Review: Wildefire, Hampstead Theatre

“To them, we are nothing but a bunch of racist, sexist, overpaid thugs in uniform”

In what turned out to be my second Maria Aberg production in quick succession, I got something of a crash course in just why people talk about this director so excitedly. Here, she takes Roy Williams’ urban police thriller Wildefire and elides its scenes into a single downwards spiral as policewoman Gail Wilde takes on a South London posting but finds herself unprepared for the intense trials and tribulations of life in the Met.

Aberg and Williams do a magnificent job at conjuring a world that is at once innately distrustful of the police yet also guilty of inculcating that distrust.
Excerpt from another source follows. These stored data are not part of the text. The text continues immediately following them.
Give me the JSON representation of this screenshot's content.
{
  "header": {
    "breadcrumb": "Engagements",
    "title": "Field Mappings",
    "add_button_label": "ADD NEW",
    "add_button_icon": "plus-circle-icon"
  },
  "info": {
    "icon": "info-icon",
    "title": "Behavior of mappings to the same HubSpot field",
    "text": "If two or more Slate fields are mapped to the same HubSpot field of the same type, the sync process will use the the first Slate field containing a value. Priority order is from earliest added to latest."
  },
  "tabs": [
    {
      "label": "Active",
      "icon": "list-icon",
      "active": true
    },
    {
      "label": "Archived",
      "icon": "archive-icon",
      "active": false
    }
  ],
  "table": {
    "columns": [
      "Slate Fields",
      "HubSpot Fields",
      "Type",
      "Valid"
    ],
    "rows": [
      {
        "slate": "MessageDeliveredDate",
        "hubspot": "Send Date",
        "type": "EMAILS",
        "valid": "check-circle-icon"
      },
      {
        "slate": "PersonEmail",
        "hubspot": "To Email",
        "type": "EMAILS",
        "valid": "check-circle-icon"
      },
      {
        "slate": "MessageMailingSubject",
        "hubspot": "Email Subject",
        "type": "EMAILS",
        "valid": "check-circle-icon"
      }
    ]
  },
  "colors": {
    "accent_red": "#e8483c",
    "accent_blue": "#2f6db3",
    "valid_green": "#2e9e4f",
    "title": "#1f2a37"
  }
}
Out of the shadows of James Farncombe’s lighting and the nooks and crannies of Naomi Dawson’s open yet functional design, urban nightmares spill forth whether fighting football fans, council estate domestic abusers or the suffocating menace of disaffected hoodies with nothing to lose.

One genuinely disturbing moment sees them at their scavenging worst, demonstrating just what the police are up against sometimes, a near impossible situation for all concerned and agonisingly heartbreaking. But this is no apologia for the boys and girls in blue. Williams starts his play with Sir Robert Peel’s nine principles of policing, designed to underpin the conduct of all police officers in the then new Met force, and proceeds to explore how and if they fit into the modern world.

Lorraine Stanley’s Wilde, she of the nickname Wildefire, is a compelling central figure, her good intentions of honouring her grandfather’s own uniformed career soon corrupted by the shift from smalltown policing to the hostility of South London. And as her career suffers from bad decisions, so do does her home life as wife and mother come under strain in a vicious cycle of blame and anger and fear and hate.

The specifics of Williams’ writing might not always have the fiercest energy or the greatest insight but the cumulative effect of Aberg’s insistent direction has the terrible pull of a whirlpool, sucking everything into the darkness of the abyss. And it is this that makes Wildefire exciting to watch, reminding us that behind the institutional behemoth that weathers so much (often justified) criticism lies a whole world of individual sacrifice.